Member of Maharashtra Legislative Assembly
- In office 2009–2014
- Preceded by: Sunil Deshmukh
- Succeeded by: Sunil Deshmukh
- Constituency: Amravati

Personal details
- Party: Indian National Congress
- Parent(s): Pratibha Patil (mother) Devisingh Ransingh Shekhawat (father)

= Rajendra Singh Shekhawat =

Indian politician

Rajendra Singh Shekhawat, also known as Raosaheb Shekhawat, is a politician in the Indian state of Maharashtra. He is a former Member of Legislative Assembly (MLA) for the Amravati constituency of the Maharashtra Legislative Assembly.

== Family ==
Shekhawat is the son of Pratibha Patil, the former President of India, and Devisingh Ramsingh Shekhawat, a former MLA and First Mayor of Amravati. He has a sister.

== Politics ==
Shekhawat, who has a son and a daughter, was a car dealer in Mumbai from 1990 until he became a politician. Prior to being elected to the state legislature in 2009, Shekhawat had worked for the Indian National Congress (INC) for a decade. He had been vice-president of the Amravati District Congress Committee and secretary of the Mumbai Regional Congress Committee, as well as having involvement with the Seva Dal and Youth Congress. He had been looking for an opportunity to be elected since 2004.

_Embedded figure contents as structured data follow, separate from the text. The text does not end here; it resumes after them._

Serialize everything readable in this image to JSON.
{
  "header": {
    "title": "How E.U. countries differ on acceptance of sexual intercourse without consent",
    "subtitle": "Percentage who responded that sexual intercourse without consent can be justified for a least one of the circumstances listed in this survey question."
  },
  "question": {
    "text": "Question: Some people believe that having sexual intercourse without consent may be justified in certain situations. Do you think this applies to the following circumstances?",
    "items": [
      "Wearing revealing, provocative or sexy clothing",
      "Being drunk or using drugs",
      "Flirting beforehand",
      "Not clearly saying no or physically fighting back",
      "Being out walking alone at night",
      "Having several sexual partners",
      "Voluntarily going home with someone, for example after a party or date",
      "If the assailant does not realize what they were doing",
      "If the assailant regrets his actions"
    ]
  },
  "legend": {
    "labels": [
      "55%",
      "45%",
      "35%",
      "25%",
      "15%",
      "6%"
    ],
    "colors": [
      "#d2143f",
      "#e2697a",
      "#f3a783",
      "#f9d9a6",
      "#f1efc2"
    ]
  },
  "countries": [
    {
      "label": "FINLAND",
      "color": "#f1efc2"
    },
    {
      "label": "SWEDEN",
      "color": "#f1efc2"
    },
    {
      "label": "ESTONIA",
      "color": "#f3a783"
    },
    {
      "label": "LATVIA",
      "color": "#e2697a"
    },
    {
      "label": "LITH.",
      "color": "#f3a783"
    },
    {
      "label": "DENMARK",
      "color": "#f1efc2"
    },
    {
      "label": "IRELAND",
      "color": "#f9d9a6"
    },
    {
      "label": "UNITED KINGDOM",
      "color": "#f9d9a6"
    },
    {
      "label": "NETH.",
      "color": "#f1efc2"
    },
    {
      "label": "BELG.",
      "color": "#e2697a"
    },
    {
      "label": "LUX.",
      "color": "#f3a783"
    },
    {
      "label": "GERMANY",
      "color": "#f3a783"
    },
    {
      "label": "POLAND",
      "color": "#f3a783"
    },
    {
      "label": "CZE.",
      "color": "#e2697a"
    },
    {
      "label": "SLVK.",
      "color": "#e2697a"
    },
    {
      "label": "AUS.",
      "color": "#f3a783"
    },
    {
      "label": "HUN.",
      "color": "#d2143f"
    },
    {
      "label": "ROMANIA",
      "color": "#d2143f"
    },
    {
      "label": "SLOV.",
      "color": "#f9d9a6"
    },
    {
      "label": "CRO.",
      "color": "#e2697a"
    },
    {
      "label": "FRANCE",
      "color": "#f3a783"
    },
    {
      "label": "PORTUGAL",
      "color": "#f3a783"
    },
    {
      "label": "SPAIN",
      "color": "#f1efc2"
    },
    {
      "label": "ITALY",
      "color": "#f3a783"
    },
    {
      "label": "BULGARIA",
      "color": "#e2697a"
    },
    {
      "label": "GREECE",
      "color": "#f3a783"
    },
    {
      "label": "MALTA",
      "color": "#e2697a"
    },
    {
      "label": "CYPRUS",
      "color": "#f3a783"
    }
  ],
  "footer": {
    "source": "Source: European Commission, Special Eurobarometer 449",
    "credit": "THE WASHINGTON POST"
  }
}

Shekhawat won the Amravati Vidhan Sabha seat in the 2009 Maharashtra Legislative Assembly elections. Standing as a candidate of the INC, he defeated the incumbent, Sunil Deshmukh, by 5614 votes. There were accusations that Shekhawat's family connections had influenced the INC decision to select him as a candidate, which had in turn caused Deshmukh - previously himself an INC representative - to stand as an independent. Shekhawat's mother and father had in the past been elected to represent the town in the Lok Sabha and Vidhan Sabha, respectively.

Shekhawat again contested the Amravati seat in the 2014 elections, as also did Deshmukh. On this occasion, it was Deshmukh, now standing as a candidate for the Bharatiya Janata Party, who emerged as winner.